6. To clean your makeup brushes
Yup, this really works! Here’s how: Coconut oil is packed with anti-fungal, anti-viral, and anti-bacterial properties due to the level of medium-chain fatty acids that are present, Dr. Ariel Ostad, M.D., a New York-based dermatologic surgeon, says. “In fact, those fatty acids make up 80% of coconut oil, so they can definitely help keep your makeup brushes clean,” he says.
Mix two parts anti-bacterial soap with one part coconut oil and work through brush bristles. Rinse under lukewarm water. Let dry completely before using your brushes again.
7. As a deodorant
The lauric acid in coconut oil can help kill bacteria that causes your sweat to smell. But be warned: This doesn’t actually stop you from sweating, it just masks the B.O.
8. To fake long lashes
While Dr. Ostad says nothing but FDA-approved medications (such as Latisse) can actually lengthen your eyelashes, using a little bit of coconut oil on them can make them appear longer and fuller. Simply dab a little bit on with a Q-tip or cotton ball. Less is more though — too much can cause minor eye irritation.
9. To prep your legs before and after waxing
“Coconut oil is a natural moisturizer and can be very effective for those with delicate skin,” says Dr.

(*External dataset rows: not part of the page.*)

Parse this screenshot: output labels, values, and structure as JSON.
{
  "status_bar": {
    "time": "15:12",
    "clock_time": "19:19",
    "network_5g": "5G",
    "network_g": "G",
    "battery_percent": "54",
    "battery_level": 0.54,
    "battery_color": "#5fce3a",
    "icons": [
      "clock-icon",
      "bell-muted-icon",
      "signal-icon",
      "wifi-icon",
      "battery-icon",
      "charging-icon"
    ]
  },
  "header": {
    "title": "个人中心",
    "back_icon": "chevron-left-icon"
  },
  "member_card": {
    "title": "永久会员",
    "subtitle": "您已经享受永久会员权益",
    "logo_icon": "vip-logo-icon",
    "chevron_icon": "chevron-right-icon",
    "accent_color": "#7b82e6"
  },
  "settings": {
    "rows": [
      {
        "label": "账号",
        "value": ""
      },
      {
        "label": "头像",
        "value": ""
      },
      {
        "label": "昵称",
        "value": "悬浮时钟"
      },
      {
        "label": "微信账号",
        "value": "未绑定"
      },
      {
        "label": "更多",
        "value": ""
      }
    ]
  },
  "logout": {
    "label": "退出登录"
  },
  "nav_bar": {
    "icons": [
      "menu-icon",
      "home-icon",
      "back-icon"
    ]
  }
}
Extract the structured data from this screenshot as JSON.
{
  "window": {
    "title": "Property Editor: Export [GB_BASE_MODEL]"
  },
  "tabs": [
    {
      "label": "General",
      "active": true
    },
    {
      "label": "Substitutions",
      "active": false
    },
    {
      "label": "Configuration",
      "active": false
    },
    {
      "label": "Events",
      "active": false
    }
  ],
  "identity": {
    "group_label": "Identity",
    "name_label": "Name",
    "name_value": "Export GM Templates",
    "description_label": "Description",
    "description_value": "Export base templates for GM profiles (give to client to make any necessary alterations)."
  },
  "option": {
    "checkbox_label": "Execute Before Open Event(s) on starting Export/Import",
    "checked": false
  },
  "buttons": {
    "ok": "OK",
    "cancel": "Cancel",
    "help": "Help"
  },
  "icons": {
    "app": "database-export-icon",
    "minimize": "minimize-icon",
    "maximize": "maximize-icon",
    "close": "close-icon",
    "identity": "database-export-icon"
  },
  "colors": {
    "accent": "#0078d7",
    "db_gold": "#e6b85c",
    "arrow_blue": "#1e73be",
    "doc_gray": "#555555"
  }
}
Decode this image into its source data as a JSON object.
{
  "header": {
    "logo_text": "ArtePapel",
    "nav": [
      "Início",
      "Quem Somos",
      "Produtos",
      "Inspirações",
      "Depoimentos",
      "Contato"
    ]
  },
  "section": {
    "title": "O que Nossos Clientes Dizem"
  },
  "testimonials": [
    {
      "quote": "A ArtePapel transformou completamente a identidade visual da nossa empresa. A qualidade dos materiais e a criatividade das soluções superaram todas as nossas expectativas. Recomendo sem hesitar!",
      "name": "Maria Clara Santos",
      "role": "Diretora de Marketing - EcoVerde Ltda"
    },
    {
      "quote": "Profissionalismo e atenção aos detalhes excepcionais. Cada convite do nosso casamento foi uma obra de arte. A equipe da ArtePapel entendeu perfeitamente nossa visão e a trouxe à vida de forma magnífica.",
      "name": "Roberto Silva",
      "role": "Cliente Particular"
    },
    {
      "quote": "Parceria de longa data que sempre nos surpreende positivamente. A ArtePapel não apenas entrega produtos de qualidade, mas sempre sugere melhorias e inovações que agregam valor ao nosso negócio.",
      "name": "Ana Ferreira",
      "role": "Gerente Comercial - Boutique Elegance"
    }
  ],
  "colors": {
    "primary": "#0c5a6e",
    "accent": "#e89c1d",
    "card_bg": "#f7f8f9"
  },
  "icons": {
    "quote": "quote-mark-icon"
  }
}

Ostad. “My suggestion would be to stick to organic extra virgin coconut oil, and to always test it out on a small patch of skin first to make sure you’re not allergic, especially if you’re going to be applying it on or near your genital area.”
10. To soothe eczema flare-ups
Coconut oil is one of the few things that can actually restore damaged or diseased skin, due to the small molecular structure of it, which allows for easy absorption, according to Dr. Ostad. As with waxing, Dr. Ostad recommends testing the oil on a small patch of skin first to ensure that you’re not allergic to it.
11. As toothpaste
Mix one part coconut oil with one part baking soda for a natural toothpaste (you can also add a couple of drops of mint oil if you really miss the minty-fresh taste).
12. To fight dandruff
“Dandruff is caused by a yeast-like fungus called Malassezia, and coconut oil has natural antifungal properties that can work to eliminate it,” Dr. Ostad says.
13. To moisturize dry hair
Bonus to treating dandruff: Coconut oil seeps deep into the hair shaft, which means it’s also great as a longer conditioning treatment. If you have thin or fine hair, work a dime-size amount of coconut oil through slightly damp hair; if you have thicker, more coarse hair, feel free to use more. Wait an hour and then shampoo and condition as normal.
14. To fight frizz
Oil and water don’t mix, so when you need to tame flyaways fast, scoop half a teaspoon of coconut oil into your hands (in this case, you only need a very small amount; too much can make your hair look greasy), rub through your hands very quickly to warm it up, and then work through your hair. Style as desired.
15. To help treat fungal infections
While coconut oil on its own won’t have the same effect that antibiotics do, you can use it in conjunction with them to prevent and treat fungal infections like athlete’s foot, Dr. Ostad says.